La chèvre a longtemps gambadé
Les premières traces des chèvres sur nos terres accidentées de Provence datent du Vème siècle avant JC depuis les Balkans. Des petits troupeaux ont malgré tout marqué l’histoire et le paysage rural à leur façon. On note leur importance pendant les différentes invasions et guerres où le lait de chèvre et la viande des chevreaux restent un élément indispensable pour nourrir les familles. Cet élevage toujours présent, mais très discret, évolue au cours des siècles; plus le terrain est pauvre et accidenté plus les chèvres sont nombreuses. A la révolution, les terres sont redistribuées, c’est l’essor de l’agriculture avec son panel de nouvelles réglementations. Il est alors interdit pour les chèvres de gambader dans la nature, elles sont mises au piquet et on les retrouve aussi dans les troupeaux de brebis pour le fromageon de l’éleveur, certes, mais aussi pour nourrir les agneaux jumeaux que leur mère ne pouvait allaiter. En voie de disparition après la seconde guerre mondiale, les chevriers réapparaissent dans le paysage provençal dans les années 70.
Une spécialisation du métier
Très longtemps, l’autonomie alimentaire s’imposait comme une évidence dans les familles rurales grâce au jardin, à la basse-cour et aux fromages des quelques chèvres. Puis de nouveaux besoins ont émergé : on n’a plus le temps de faire ses fromages et son pain,…L’appel était là : on souhaitait pouvoir acheter son fromage et ainsi des éleveurs se sont spécialisés pour devenir fromagers fermiers. C’est pourquoi aujourd’hui, on peut déguster des fromages de chèvre fermiers présents sur tous les marchés du Ventoux, chez les fromagers et épiciers ou directement à la ferme. Le métier de chevrier est celui de fromager mais aussi de producteur de viande.

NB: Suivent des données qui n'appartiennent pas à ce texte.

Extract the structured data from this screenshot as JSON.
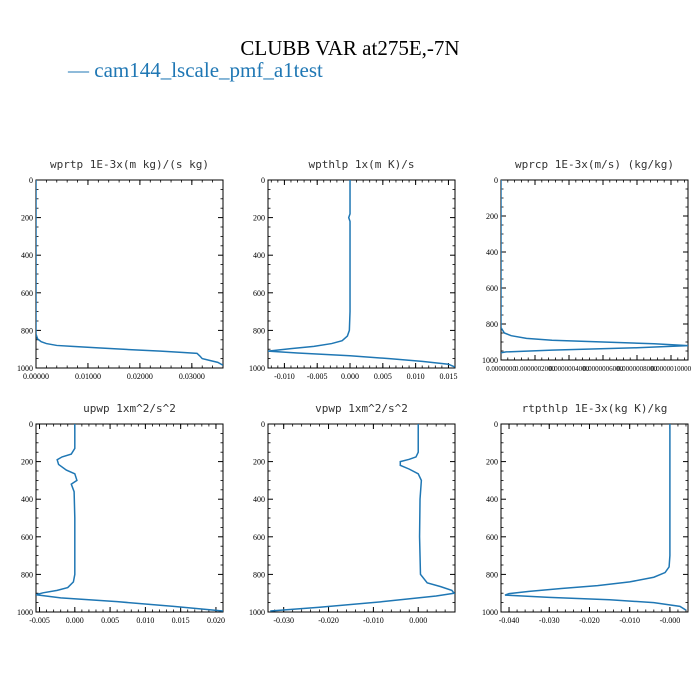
{
  "title": "CLUBB VAR at275E,-7N",
  "legend_label": "cam144_lscale_pmf_a1test",
  "colors": {
    "line": "#1f77b4",
    "axis": "#000000"
  },
  "chart_data": [
    {
      "type": "line",
      "title": "wprtp  1E-3x(m kg)/(s kg)",
      "xlim": [
        0.0,
        0.036
      ],
      "ylim": [
        1000,
        0
      ],
      "xticks": [
        0.0,
        0.01,
        0.02,
        0.03
      ],
      "xtick_labels": [
        "0.00000",
        "0.01000",
        "0.02000",
        "0.03000"
      ],
      "yticks": [
        0,
        200,
        400,
        600,
        800,
        1000
      ],
      "ytick_labels": [
        "0",
        "200",
        "400",
        "600",
        "800",
        "1000"
      ],
      "series": [
        {
          "name": "cam144_lscale_pmf_a1test",
          "x": [
            0.0,
            0.0,
            0.0,
            0.0003,
            0.001,
            0.002,
            0.004,
            0.007,
            0.012,
            0.018,
            0.024,
            0.028,
            0.031,
            0.0315,
            0.032,
            0.0335,
            0.035,
            0.036
          ],
          "y": [
            0,
            780,
            820,
            845,
            860,
            870,
            880,
            885,
            893,
            902,
            910,
            917,
            922,
            935,
            950,
            960,
            970,
            985
          ]
        }
      ]
    },
    {
      "type": "line",
      "title": "wpthlp  1x(m K)/s",
      "xlim": [
        -0.0125,
        0.016
      ],
      "ylim": [
        1000,
        0
      ],
      "xticks": [
        -0.01,
        -0.005,
        0.0,
        0.005,
        0.01,
        0.015
      ],
      "xtick_labels": [
        "-0.010",
        "-0.005",
        "0.000",
        "0.005",
        "0.010",
        "0.015"
      ],
      "yticks": [
        0,
        200,
        400,
        600,
        800,
        1000
      ],
      "ytick_labels": [
        "0",
        "200",
        "400",
        "600",
        "800",
        "1000"
      ],
      "series": [
        {
          "name": "cam144_lscale_pmf_a1test",
          "x": [
            0.0,
            0.0,
            -0.0002,
            0.0,
            0.0,
            0.0,
            -0.0001,
            -0.0004,
            -0.0012,
            -0.0028,
            -0.0055,
            -0.009,
            -0.0125,
            -0.008,
            0.0,
            0.006,
            0.011,
            0.015,
            0.016
          ],
          "y": [
            0,
            180,
            200,
            220,
            400,
            700,
            800,
            830,
            855,
            870,
            885,
            897,
            910,
            920,
            935,
            950,
            965,
            980,
            995
          ]
        }
      ]
    },
    {
      "type": "line",
      "title": "wprcp  1E-3x(m/s) (kg/kg)",
      "xlim": [
        0.0,
        1.1e-06
      ],
      "ylim": [
        1000,
        0
      ],
      "xticks": [
        0.0,
        2e-07,
        4e-07,
        6e-07,
        8e-07,
        1e-06
      ],
      "xtick_labels": [
        "0.0000000",
        "0.0000002000",
        "0.0000004000",
        "0.0000006000",
        "0.0000008000",
        "0.0000010000"
      ],
      "yticks": [
        0,
        200,
        400,
        600,
        800,
        1000
      ],
      "ytick_labels": [
        "0",
        "200",
        "400",
        "600",
        "800",
        "1000"
      ],
      "series": [
        {
          "name": "cam144_lscale_pmf_a1test",
          "x": [
            0.0,
            0.0,
            0.0,
            2e-08,
            6e-08,
            1.5e-07,
            3e-07,
            6e-07,
            9e-07,
            1.1e-06,
            8e-07,
            3e-07,
            3e-08,
            0.0
          ],
          "y": [
            0,
            750,
            820,
            850,
            865,
            880,
            890,
            900,
            910,
            920,
            932,
            945,
            955,
            960
          ]
        }
      ]
    },
    {
      "type": "line",
      "title": "upwp  1xm^2/s^2",
      "xlim": [
        -0.0055,
        0.021
      ],
      "ylim": [
        1000,
        0
      ],
      "xticks": [
        -0.005,
        0.0,
        0.005,
        0.01,
        0.015,
        0.02
      ],
      "xtick_labels": [
        "-0.005",
        "0.000",
        "0.005",
        "0.010",
        "0.015",
        "0.020"
      ],
      "yticks": [
        0,
        200,
        400,
        600,
        800,
        1000
      ],
      "ytick_labels": [
        "0",
        "200",
        "400",
        "600",
        "800",
        "1000"
      ],
      "series": [
        {
          "name": "cam144_lscale_pmf_a1test",
          "x": [
            0.0,
            0.0,
            -0.0005,
            -0.0018,
            -0.0025,
            -0.0023,
            -0.0012,
            0.0,
            0.0003,
            -0.0005,
            -0.0001,
            0.0,
            0.0,
            -0.0002,
            -0.001,
            -0.0025,
            -0.0045,
            -0.0055,
            -0.002,
            0.006,
            0.014,
            0.021
          ],
          "y": [
            0,
            130,
            160,
            175,
            190,
            215,
            245,
            265,
            300,
            320,
            360,
            500,
            800,
            840,
            870,
            885,
            898,
            908,
            925,
            945,
            970,
            995
          ]
        }
      ]
    },
    {
      "type": "line",
      "title": "vpwp  1xm^2/s^2",
      "xlim": [
        -0.0335,
        0.0082
      ],
      "ylim": [
        1000,
        0
      ],
      "xticks": [
        -0.03,
        -0.02,
        -0.01,
        0.0
      ],
      "xtick_labels": [
        "-0.030",
        "-0.020",
        "-0.010",
        "0.000"
      ],
      "yticks": [
        0,
        200,
        400,
        600,
        800,
        1000
      ],
      "ytick_labels": [
        "0",
        "200",
        "400",
        "600",
        "800",
        "1000"
      ],
      "series": [
        {
          "name": "cam144_lscale_pmf_a1test",
          "x": [
            0.0,
            0.0,
            -0.0005,
            -0.002,
            -0.004,
            -0.004,
            -0.002,
            0.0,
            0.0007,
            0.0004,
            0.0003,
            0.0005,
            0.002,
            0.005,
            0.0075,
            0.008,
            0.004,
            -0.008,
            -0.022,
            -0.033
          ],
          "y": [
            0,
            150,
            175,
            188,
            200,
            220,
            240,
            265,
            300,
            400,
            600,
            800,
            845,
            865,
            885,
            900,
            915,
            945,
            975,
            995
          ]
        }
      ]
    },
    {
      "type": "line",
      "title": "rtpthlp  1E-3x(kg K)/kg",
      "xlim": [
        -0.042,
        0.0045
      ],
      "ylim": [
        1000,
        0
      ],
      "xticks": [
        -0.04,
        -0.03,
        -0.02,
        -0.01,
        0.0
      ],
      "xtick_labels": [
        "-0.040",
        "-0.030",
        "-0.020",
        "-0.010",
        "-0.000"
      ],
      "yticks": [
        0,
        200,
        400,
        600,
        800,
        1000
      ],
      "ytick_labels": [
        "0",
        "200",
        "400",
        "600",
        "800",
        "1000"
      ],
      "series": [
        {
          "name": "cam144_lscale_pmf_a1test",
          "x": [
            0.0,
            0.0,
            -0.0002,
            -0.0012,
            -0.004,
            -0.01,
            -0.018,
            -0.027,
            -0.035,
            -0.04,
            -0.041,
            -0.03,
            -0.015,
            -0.004,
            0.0025,
            0.004
          ],
          "y": [
            0,
            700,
            760,
            790,
            815,
            840,
            860,
            875,
            890,
            902,
            910,
            922,
            935,
            950,
            970,
            990
          ]
        }
      ]
    }
  ]
}
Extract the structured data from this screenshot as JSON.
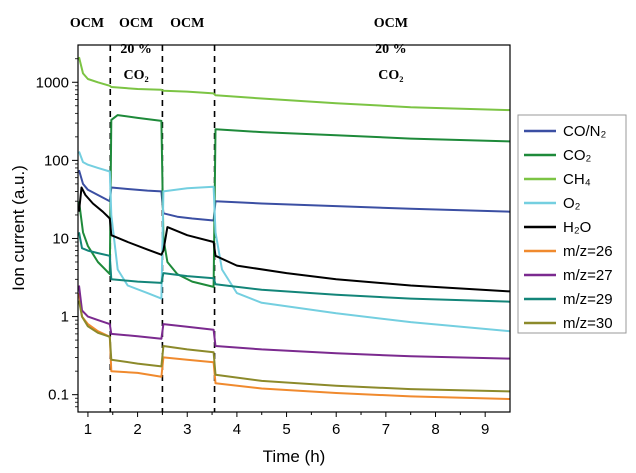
{
  "chart_data": {
    "type": "line",
    "title": "",
    "xlabel": "Time (h)",
    "ylabel": "Ion current (a.u.)",
    "y_scale": "log",
    "xlim": [
      0.8,
      9.5
    ],
    "ylim": [
      0.06,
      3000
    ],
    "x_ticks": [
      1,
      2,
      3,
      4,
      5,
      6,
      7,
      8,
      9
    ],
    "y_ticks": [
      0.1,
      1,
      10,
      100,
      1000
    ],
    "y_tick_labels": [
      "0.1",
      "1",
      "10",
      "100",
      "1000"
    ],
    "phase_boundaries": [
      1.45,
      2.5,
      3.55
    ],
    "phase_labels": [
      {
        "lines": [
          "OCM"
        ],
        "x": 0.98
      },
      {
        "lines": [
          "OCM",
          "20 %",
          "CO₂"
        ],
        "x": 1.97
      },
      {
        "lines": [
          "OCM"
        ],
        "x": 3.0
      },
      {
        "lines": [
          "OCM",
          "20 %",
          "CO₂"
        ],
        "x": 7.1
      }
    ],
    "legend_position": "right",
    "series": [
      {
        "name": "CO/N₂",
        "color": "#3b4fa3",
        "points": [
          [
            0.82,
            75
          ],
          [
            0.9,
            50
          ],
          [
            1.0,
            42
          ],
          [
            1.2,
            36
          ],
          [
            1.44,
            30
          ],
          [
            1.47,
            45
          ],
          [
            1.8,
            43
          ],
          [
            2.2,
            41
          ],
          [
            2.48,
            40
          ],
          [
            2.52,
            21
          ],
          [
            2.8,
            19
          ],
          [
            3.1,
            18
          ],
          [
            3.53,
            17
          ],
          [
            3.57,
            30
          ],
          [
            4.5,
            28
          ],
          [
            6,
            26
          ],
          [
            7.5,
            24
          ],
          [
            9.5,
            22
          ]
        ]
      },
      {
        "name": "CO₂",
        "color": "#1e8a3a",
        "points": [
          [
            0.82,
            30
          ],
          [
            0.9,
            12
          ],
          [
            1.0,
            8
          ],
          [
            1.2,
            5
          ],
          [
            1.44,
            3.5
          ],
          [
            1.47,
            330
          ],
          [
            1.6,
            380
          ],
          [
            2.0,
            350
          ],
          [
            2.48,
            320
          ],
          [
            2.52,
            10
          ],
          [
            2.6,
            5
          ],
          [
            2.8,
            3.5
          ],
          [
            3.1,
            2.8
          ],
          [
            3.53,
            2.4
          ],
          [
            3.57,
            250
          ],
          [
            4.5,
            230
          ],
          [
            6,
            210
          ],
          [
            7.5,
            190
          ],
          [
            9.5,
            175
          ]
        ]
      },
      {
        "name": "CH₄",
        "color": "#7cc444",
        "points": [
          [
            0.82,
            2100
          ],
          [
            0.9,
            1300
          ],
          [
            1.0,
            1100
          ],
          [
            1.2,
            1000
          ],
          [
            1.44,
            900
          ],
          [
            1.47,
            870
          ],
          [
            2.0,
            820
          ],
          [
            2.48,
            800
          ],
          [
            2.52,
            780
          ],
          [
            3.0,
            760
          ],
          [
            3.53,
            720
          ],
          [
            3.57,
            680
          ],
          [
            4.5,
            620
          ],
          [
            6,
            540
          ],
          [
            7.5,
            480
          ],
          [
            9.5,
            440
          ]
        ]
      },
      {
        "name": "O₂",
        "color": "#74cfe0",
        "points": [
          [
            0.82,
            130
          ],
          [
            0.9,
            95
          ],
          [
            1.0,
            88
          ],
          [
            1.2,
            80
          ],
          [
            1.44,
            72
          ],
          [
            1.47,
            20
          ],
          [
            1.6,
            4
          ],
          [
            1.8,
            2.5
          ],
          [
            2.2,
            2.0
          ],
          [
            2.48,
            1.7
          ],
          [
            2.52,
            40
          ],
          [
            3.0,
            44
          ],
          [
            3.53,
            46
          ],
          [
            3.57,
            12
          ],
          [
            3.7,
            4
          ],
          [
            4.0,
            2
          ],
          [
            4.5,
            1.5
          ],
          [
            6,
            1.1
          ],
          [
            7.5,
            0.85
          ],
          [
            9.5,
            0.65
          ]
        ]
      },
      {
        "name": "H₂O",
        "color": "#000000",
        "points": [
          [
            0.82,
            22
          ],
          [
            0.87,
            45
          ],
          [
            0.95,
            36
          ],
          [
            1.1,
            28
          ],
          [
            1.3,
            22
          ],
          [
            1.44,
            18
          ],
          [
            1.47,
            11
          ],
          [
            1.8,
            9
          ],
          [
            2.2,
            7.2
          ],
          [
            2.48,
            6.2
          ],
          [
            2.52,
            7
          ],
          [
            2.6,
            14
          ],
          [
            3.0,
            11
          ],
          [
            3.53,
            9
          ],
          [
            3.57,
            6
          ],
          [
            4.0,
            4.5
          ],
          [
            5,
            3.6
          ],
          [
            6,
            3.0
          ],
          [
            7.5,
            2.5
          ],
          [
            9.5,
            2.1
          ]
        ]
      },
      {
        "name": "m/z=26",
        "color": "#f08a2e",
        "points": [
          [
            0.82,
            2.0
          ],
          [
            0.88,
            1.0
          ],
          [
            1.0,
            0.8
          ],
          [
            1.2,
            0.65
          ],
          [
            1.44,
            0.55
          ],
          [
            1.47,
            0.2
          ],
          [
            2.0,
            0.19
          ],
          [
            2.48,
            0.17
          ],
          [
            2.52,
            0.3
          ],
          [
            3.0,
            0.28
          ],
          [
            3.53,
            0.26
          ],
          [
            3.57,
            0.14
          ],
          [
            4.5,
            0.12
          ],
          [
            6,
            0.105
          ],
          [
            7.5,
            0.095
          ],
          [
            9.5,
            0.088
          ]
        ]
      },
      {
        "name": "m/z=27",
        "color": "#7b2a8f",
        "points": [
          [
            0.82,
            2.5
          ],
          [
            0.88,
            1.2
          ],
          [
            1.0,
            1.0
          ],
          [
            1.2,
            0.9
          ],
          [
            1.44,
            0.8
          ],
          [
            1.47,
            0.6
          ],
          [
            2.0,
            0.56
          ],
          [
            2.48,
            0.52
          ],
          [
            2.52,
            0.8
          ],
          [
            3.0,
            0.74
          ],
          [
            3.53,
            0.68
          ],
          [
            3.57,
            0.42
          ],
          [
            4.5,
            0.38
          ],
          [
            6,
            0.34
          ],
          [
            7.5,
            0.31
          ],
          [
            9.5,
            0.29
          ]
        ]
      },
      {
        "name": "m/z=29",
        "color": "#138579",
        "points": [
          [
            0.82,
            12
          ],
          [
            0.88,
            7.5
          ],
          [
            1.0,
            7
          ],
          [
            1.2,
            6.5
          ],
          [
            1.44,
            6
          ],
          [
            1.47,
            3.0
          ],
          [
            2.0,
            2.8
          ],
          [
            2.48,
            2.7
          ],
          [
            2.52,
            3.6
          ],
          [
            3.0,
            3.3
          ],
          [
            3.53,
            3.1
          ],
          [
            3.57,
            2.6
          ],
          [
            4.5,
            2.2
          ],
          [
            6,
            1.9
          ],
          [
            7.5,
            1.7
          ],
          [
            9.5,
            1.55
          ]
        ]
      },
      {
        "name": "m/z=30",
        "color": "#8c8a2b",
        "points": [
          [
            0.82,
            1.6
          ],
          [
            0.88,
            1.0
          ],
          [
            1.0,
            0.75
          ],
          [
            1.2,
            0.62
          ],
          [
            1.44,
            0.55
          ],
          [
            1.47,
            0.28
          ],
          [
            2.0,
            0.25
          ],
          [
            2.48,
            0.23
          ],
          [
            2.52,
            0.42
          ],
          [
            3.0,
            0.38
          ],
          [
            3.53,
            0.35
          ],
          [
            3.57,
            0.18
          ],
          [
            4.5,
            0.15
          ],
          [
            6,
            0.13
          ],
          [
            7.5,
            0.118
          ],
          [
            9.5,
            0.11
          ]
        ]
      }
    ]
  }
}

Des fromages affinés et raffinés
La fabrication du fromage de chèvre fermier suit tout un protocole dicté à la fois par la nature et les rencontres des différents constituants contenus dans le lait. La fabrication des fromages est entièrement manuelle, le salage aussi, c’est un repiquage des ferments du petit lait de la veille auquel on ajoute de la présure naturelle qui assure le caillage. Ce caillé pourra être déposé dans les moules dits faisselles par copeaux, à la louche ou pré égoutté dans un joli linge blanc. Encore un jour de patience pendant lequel le fromage sera retourné dans son moule, salé et le petit lait continuera à s’échapper. Enfin le lendemain, le fromage sera démoulé et déposé sur des claies. On peut déjà les manger en frais, salés ou sucrés, ou les accompagner par l’affinage jusqu’au stade optimum. Certains seront conduits longtemps vers le sec au goût puissant. D’autres vont être consommés en délicats mi-frais ou encore, en divins de douceur, les crémeux si appréciés dans notre Ventoux.
Entre tradition et imagination, le goût du fromager s’exprime alors. Outre la traditionnelle sarriette ou pebre d’ase, si aphrodisiaque qu’elle était interdite dans les couvents, il pourra s’aventurer vers toutes les formes et les parfums selon ses envies.